Syd Jackson
- Born: Sydney Keepa Jackson 18 December 1938
- Died: 3 September 2007 (aged 68)
- School: Nelson College
- University: University of Auckland
- Notable relative(s): Everard Jackson (father) Fred Jackson (grandfather) Moana Jackson (brother) June Jackson (sister-in-law) Willie Jackson (nephew)
- Occupation: Trade unionist

Rugby union career

Provincial / State sides
- Years: Team / Apps / (Points)
- 1959–60: Wellington

= Syd Jackson (Māori activist) =

New Zealand activist

Sydney Keepa Jackson (18 December 1938 - 3 September 2007) was a prominent Māori activist, trade unionist and leader.

==Biography==
Jackson, of Ngāti Kahungunu and Ngāti Porou descent, was born on 18 December 1938, and educated at Nelson College from 1952 to 1956. He first came to prominence at the University of Auckland, where he gained an MA. He was the chairman of the Māori Students Association, and then was a founder of Ngā Tamatoa. He was strongly involved in supporting Tino Rangatiratanga, the revival of the Māori language, and the Māori protest movement in general.

He was the son of the All Black Everard Jackson, and grandson of New Zealand national rugby league team representative Frederick Stanley Jackson. He played representative rugby union for Wellington in 1959 and 1960, and was a New Zealand Māori trialist. He was active from 1968 against apartheid, particularly New Zealand tours of South Africa.

In the 1970s Jackson was one of the founding members of Ngā Tamatoa, a Maori activist group. During this period he and Ngā Tamatoa were influenced by the works of the American Black Panther Party members such as Eldridge Cleaver and Stokely Carmichael.

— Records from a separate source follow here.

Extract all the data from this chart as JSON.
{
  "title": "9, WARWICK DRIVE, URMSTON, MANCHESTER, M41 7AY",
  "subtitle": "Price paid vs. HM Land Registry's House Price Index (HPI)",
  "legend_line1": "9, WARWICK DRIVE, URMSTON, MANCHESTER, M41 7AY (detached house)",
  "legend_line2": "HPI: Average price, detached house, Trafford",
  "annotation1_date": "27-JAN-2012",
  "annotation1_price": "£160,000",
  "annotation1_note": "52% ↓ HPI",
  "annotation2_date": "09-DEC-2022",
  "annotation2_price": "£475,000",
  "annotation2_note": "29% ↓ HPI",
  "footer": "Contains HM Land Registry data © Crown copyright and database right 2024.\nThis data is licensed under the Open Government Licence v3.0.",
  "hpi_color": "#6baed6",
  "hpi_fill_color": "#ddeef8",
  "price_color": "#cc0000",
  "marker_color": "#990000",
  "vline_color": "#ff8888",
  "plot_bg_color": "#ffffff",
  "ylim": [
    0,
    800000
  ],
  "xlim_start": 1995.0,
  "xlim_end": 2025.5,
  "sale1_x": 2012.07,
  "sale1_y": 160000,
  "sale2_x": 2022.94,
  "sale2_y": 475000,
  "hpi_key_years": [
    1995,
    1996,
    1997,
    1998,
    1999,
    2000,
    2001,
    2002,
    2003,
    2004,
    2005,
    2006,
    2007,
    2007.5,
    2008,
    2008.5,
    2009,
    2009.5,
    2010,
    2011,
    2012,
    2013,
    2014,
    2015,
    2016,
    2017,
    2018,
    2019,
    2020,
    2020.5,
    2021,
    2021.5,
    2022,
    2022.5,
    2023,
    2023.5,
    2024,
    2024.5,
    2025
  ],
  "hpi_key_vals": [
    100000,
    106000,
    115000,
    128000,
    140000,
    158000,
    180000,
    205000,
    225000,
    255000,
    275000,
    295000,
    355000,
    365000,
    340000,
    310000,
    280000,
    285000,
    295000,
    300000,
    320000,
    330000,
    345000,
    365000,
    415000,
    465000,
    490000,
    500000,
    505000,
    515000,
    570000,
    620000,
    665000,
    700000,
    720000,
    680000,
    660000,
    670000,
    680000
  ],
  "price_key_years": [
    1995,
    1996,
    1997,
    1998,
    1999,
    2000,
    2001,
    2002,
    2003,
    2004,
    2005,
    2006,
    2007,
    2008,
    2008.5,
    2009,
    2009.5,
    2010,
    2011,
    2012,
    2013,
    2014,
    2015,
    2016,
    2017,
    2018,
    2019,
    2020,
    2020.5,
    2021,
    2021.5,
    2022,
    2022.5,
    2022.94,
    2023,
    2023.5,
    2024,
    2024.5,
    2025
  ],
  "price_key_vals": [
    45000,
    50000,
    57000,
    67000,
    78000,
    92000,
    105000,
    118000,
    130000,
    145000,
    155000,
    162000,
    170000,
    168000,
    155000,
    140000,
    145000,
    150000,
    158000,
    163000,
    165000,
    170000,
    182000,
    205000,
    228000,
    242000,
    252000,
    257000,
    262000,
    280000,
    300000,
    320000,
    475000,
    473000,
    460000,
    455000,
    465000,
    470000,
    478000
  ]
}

He stood unsuccessfully for the Auckland City Council on the Labour Party ticket at the 1977 local election. Polling poorly, he finished fourth to last.

Jackson was deeply involved in the trade union movement in the 1980s, as a field officer and then as secretary of the Clerical Workers Union for 17 years.

He was also the chairperson of Te Kupenga o Hoturoa – the first Māori sponsored primary healthcare organisation; a Director of Te Roopu Huihuinga Hauora, a Māori healthcare organisation, and built up Turuki Healthcare as its CEO.

Jackson was first married to the late Hana Te Hemara, and was survived by his second wife Deirdre Nehua and his eight children. He was the brother of Moana Jackson.